The letter, obtained by GPS World, said terrestrial LightSquared transmitters would operate at power levels 5 billion times more than the GPS signals transmitted from space, overwhelming precision receivers used for aviation, surveying and agriculture. "Another frequency band must be found, well away from GPS that allows LightSquared to compete with the other broadband suppliers and does not jeopardize U.S. infrastructure," Schlesinger and Parkinson said.
The Airline Pilots Association took a similar position in a July 29 filing with FCC, stating that interference with GPS, widely used for aerial navigation today and the core of the Federal Aviation Administration's Next-Generation Air Transportation System, "is unacceptable and cannot be tolerated." The organization urged the commission to move LightSquared to another frequency.
United Airlines, in its filing with FCC, said it would cost a "staggering" $70 million to re-equip its fleet of more than 700 aircraft with GPS receivers resistant to interference from the up to 40,000 cellular base stations LightSquared plans to deploy.

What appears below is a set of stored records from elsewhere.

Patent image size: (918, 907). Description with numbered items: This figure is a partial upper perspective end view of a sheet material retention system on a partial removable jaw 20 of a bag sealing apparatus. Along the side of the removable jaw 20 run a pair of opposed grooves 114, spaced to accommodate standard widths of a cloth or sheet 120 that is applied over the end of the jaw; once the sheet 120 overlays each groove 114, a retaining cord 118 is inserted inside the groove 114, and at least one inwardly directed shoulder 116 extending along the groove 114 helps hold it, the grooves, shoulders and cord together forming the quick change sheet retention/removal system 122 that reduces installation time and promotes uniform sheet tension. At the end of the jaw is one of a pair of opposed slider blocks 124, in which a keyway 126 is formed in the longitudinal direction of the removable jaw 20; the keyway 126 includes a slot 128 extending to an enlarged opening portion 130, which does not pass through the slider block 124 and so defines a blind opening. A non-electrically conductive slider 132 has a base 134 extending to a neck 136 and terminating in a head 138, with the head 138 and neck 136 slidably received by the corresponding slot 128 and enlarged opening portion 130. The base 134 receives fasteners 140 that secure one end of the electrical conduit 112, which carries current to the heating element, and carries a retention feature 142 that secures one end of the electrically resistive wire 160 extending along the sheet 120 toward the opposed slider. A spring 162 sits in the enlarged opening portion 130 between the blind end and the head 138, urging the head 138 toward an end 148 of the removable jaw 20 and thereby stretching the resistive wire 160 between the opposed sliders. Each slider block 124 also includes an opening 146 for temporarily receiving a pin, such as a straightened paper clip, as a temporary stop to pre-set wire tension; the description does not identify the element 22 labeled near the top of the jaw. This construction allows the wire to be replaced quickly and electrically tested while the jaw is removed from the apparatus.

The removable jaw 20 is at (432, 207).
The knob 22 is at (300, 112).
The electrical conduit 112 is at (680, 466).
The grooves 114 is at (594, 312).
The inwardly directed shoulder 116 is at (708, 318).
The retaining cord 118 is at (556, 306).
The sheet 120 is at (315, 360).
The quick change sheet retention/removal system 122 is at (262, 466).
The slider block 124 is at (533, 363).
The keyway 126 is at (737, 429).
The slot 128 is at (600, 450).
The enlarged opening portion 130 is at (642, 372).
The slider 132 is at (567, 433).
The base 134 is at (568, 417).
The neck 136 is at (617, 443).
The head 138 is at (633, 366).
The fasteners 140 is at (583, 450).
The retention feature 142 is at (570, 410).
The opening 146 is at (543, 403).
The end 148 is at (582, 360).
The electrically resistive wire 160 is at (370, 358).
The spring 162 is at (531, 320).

United told FCC that LightSquared should not be allowed to build its network "under any circumstance . . . [because] of the harm it will cause to the passengers, employees and operations."
LightSquared and its predecessor companies have operated satellite-based mobile communications systems since 1996 on frequencies near the GPS band. In January, FCC gave the company tentative approval to build a national, terrestrial network with cellular towers operating in the same frequency band.
This authorization was conditional, pending tests conducted in cooperation with the GPS industry to determine if the high-powered signals from the cell towers interfered with GPS receivers.
Those tests showed that when operating in the upper frequency band of 1545.2-1555 MHz, the LightSquared system would hurt the performance of a significant number of GPS receivers that run in the adjacent 1559-1610 MHz band.
The company filed a new plan with FCC on June 30 to initially limit deployment to its lower 1526-1536 MHz frequency band, which LightSquared said would not adversely affect the performance of 99 percent of GPS receivers. High-precision receivers used in agriculture, mining and construction would be exceptions.
FCC asked for comments on the tests of the LightSquared system and its effect on GPS, and had received 2,792 responses as of Friday, with heavy opposition from the aviation industry.
UPS, which operates 244 freighter aircraft that rely on GPS for navigation and tracks delivery of packages with GPS-enabled computers carried by delivery truck drivers, said in its filing with FCC that the planned LightSquared network poses "an unacceptable threat to the operation of GPS, and accordingly, to the functioning of U.S. transportation networks, on which the nation's commerce and economy rely."
The National Business Aviation Association, whose 8,400 members operate 11,000 GPS-equipped aircraft, told FCC that the LightSquared network "will decimate the signals in space of the GPS and make virtually useless millions of GPS receivers."
And the International Civil Aviation Organization, a United Nations body with 191 member states, noted that since thorough tests of GPS aviation receivers with LightSquared transmitters operating in the lower frequency band have not been conducted, "compatibility of the proposed initial phase with aviation GPS operations cannot be safely assumed."
Philip Falcone, who runs Harbinger Capital, the venture capital firm that controls LightSquared, told CNBC in an interview Thursday that he believed AT&T and Verizon Wireless, the two largest U.S. cellular carriers, are "working behind the scenes" to derail LightSquared.
Falcone said an AT&T lobbyist headed the industry Coalition to Save Our GPS group, which AT&T denied in a report report by CNET.